The sensitive data types are: Bank Account Number, Credit Card Number, Driver's License Number, and Social Security Number.
substitute_phrases
def substitute_phrases(
input_string: str,
substitution_phrases: Dict[str,
str]) -> Tuple[str, List[Tuple[int, int]]]
Substitute phrases in the input string and return the new string and positions of substituted phrases.
Arguments
input_stringstr - The input string containing phrases to be replaced.substitution_phrasesDict[str, str] - A dictionary mapping original phrases to their replacement phrases.
Returns
Tuple[str, List[Tuple[int, int]]]: A tuple containing the new string with substituted phrases and a list of tuples, each containing the start and end positions of the substituted phrases in the new string.
Example:
>>> input_string = "The quick brown fox jumped over the lazy dog." >>> substitution_phrases = {"quick brown": "swift reddish", "lazy dog": "sleepy canine"} >>> new_string, positions = substitute_phrases(input_string, substitution_phrases) >>> print(new_string) "The swift reddish fox jumped over the sleepy canine." >>> print(positions) [(4, 17), (35, 48)]
substitute_neutral_gender
def substitute_neutral_gender(
input_string: str) -> Tuple[str, List[Tuple[int, int]]]

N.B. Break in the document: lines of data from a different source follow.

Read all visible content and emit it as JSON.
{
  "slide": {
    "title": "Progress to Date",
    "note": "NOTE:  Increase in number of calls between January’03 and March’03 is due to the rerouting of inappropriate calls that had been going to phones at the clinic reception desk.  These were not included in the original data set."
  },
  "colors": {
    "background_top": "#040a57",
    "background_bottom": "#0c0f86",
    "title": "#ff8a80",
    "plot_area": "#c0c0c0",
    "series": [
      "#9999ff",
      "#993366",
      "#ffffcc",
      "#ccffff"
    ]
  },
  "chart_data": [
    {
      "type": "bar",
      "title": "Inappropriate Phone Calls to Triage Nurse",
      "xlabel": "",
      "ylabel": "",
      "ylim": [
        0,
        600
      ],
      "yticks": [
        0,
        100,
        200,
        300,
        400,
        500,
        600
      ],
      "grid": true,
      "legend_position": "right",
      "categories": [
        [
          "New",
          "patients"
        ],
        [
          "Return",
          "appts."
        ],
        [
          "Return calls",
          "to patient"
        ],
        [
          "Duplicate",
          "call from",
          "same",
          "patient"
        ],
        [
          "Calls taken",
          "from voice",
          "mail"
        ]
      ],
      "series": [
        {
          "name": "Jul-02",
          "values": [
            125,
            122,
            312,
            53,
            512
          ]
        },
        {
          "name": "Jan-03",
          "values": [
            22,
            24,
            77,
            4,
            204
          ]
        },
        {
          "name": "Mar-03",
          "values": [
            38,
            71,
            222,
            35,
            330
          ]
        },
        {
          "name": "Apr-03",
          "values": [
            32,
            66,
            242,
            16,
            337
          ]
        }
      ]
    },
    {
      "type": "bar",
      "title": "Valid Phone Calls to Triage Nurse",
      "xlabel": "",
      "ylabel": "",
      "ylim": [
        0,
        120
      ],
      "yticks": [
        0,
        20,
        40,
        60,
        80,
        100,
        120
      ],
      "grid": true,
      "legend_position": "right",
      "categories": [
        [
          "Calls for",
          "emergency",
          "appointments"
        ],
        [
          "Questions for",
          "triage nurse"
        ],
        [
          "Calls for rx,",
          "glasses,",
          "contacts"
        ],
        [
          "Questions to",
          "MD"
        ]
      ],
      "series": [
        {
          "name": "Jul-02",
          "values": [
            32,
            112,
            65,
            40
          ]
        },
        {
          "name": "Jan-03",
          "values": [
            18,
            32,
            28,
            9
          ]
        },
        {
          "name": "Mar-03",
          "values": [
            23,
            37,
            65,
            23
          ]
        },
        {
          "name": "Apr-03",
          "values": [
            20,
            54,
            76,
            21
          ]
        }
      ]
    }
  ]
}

Substitute gendered phrases with neutral phrases in the input string. Primary source is https://github.com/joelparkerhenderson/inclusive-language
substitute_plain_language
def substitute_plain_language(
input_string: str) -> Tuple[str, List[Tuple[int, int]]]
Substitute complex phrases with simpler alternatives. Source of terms is drawn from https://www.plainlanguage.gov/guidelines/words/
transformed_sentences
def transformed_sentences(
sentence_list: List[str],
fun: Callable) -> List[Tuple[str, str, List[Tuple[int, int]]]]
Apply a function to a list of sentences and return only the sentences with changed terms. The result is a tuple of the original sentence, new sentence, and the starting and ending position of each changed fragment in the sentence.
fallback_rename_fields
def fallback_rename_fields(
field_names: List[str]) -> Tuple[List[str], List[float]]
A simple fallback renaming scheme that just makes field names lowercase and replaces spaces with underscores.
parse_form
def parse_form(in_file: str,
title: Optional[str] = None,
jur: Optional[str] = None,
cat: Optional[str] = None,
normalize: bool = True,
spot_token: Optional[str] = None,
tools_token: Optional[str] = None,
openai_creds: Optional[OpenAiCreds] = None,
openai_api_key: Optional[str] = None,
rewrite: bool = False,
debug: bool = False)
Read in a pdf, pull out basic stats, attempt to normalize its form fields, and re-write the
in_file with the new fields (if rewrite=1). If you pass a spot token, we will guess the
NSMI code. If you pass openai creds, we will give suggestions for the title and description.
If you pass openai_api_key, it will be used for passive voice detection (overrides creds and env vars).
Arguments
-
in_file- the path to the PDF file to analyze -
title- the title of the form, if not provided we will try to guess it -
jur- the jurisdiction to use for normalization (e.g., "ny" or "ca") -
cat- the category to use for normalization (e.g., "divorce" or "small_claims") -
normalize- whether to normalize the field names -
spot_token- the token to use for spot.suffolklitlab.org, if provided we will attempt to guess the NSMI code -
tools_token- the token to use for tools.suffolklitlab.org, needed for normalization -
openai_creds- the OpenAI credentials to use, if provided we will attempt to guess the title and description -
openai_api_key- an explicit OpenAI API key to use, if provided it will override any creds or environment variables -
rewrite- whether to rewrite the PDF in place with the new field names -
debug- whether to print debug information -
Returns- a dictionary of information about the form
form_complexity
def form_complexity(stats)
Gets a single number of how hard the form is to complete. Higher is harder.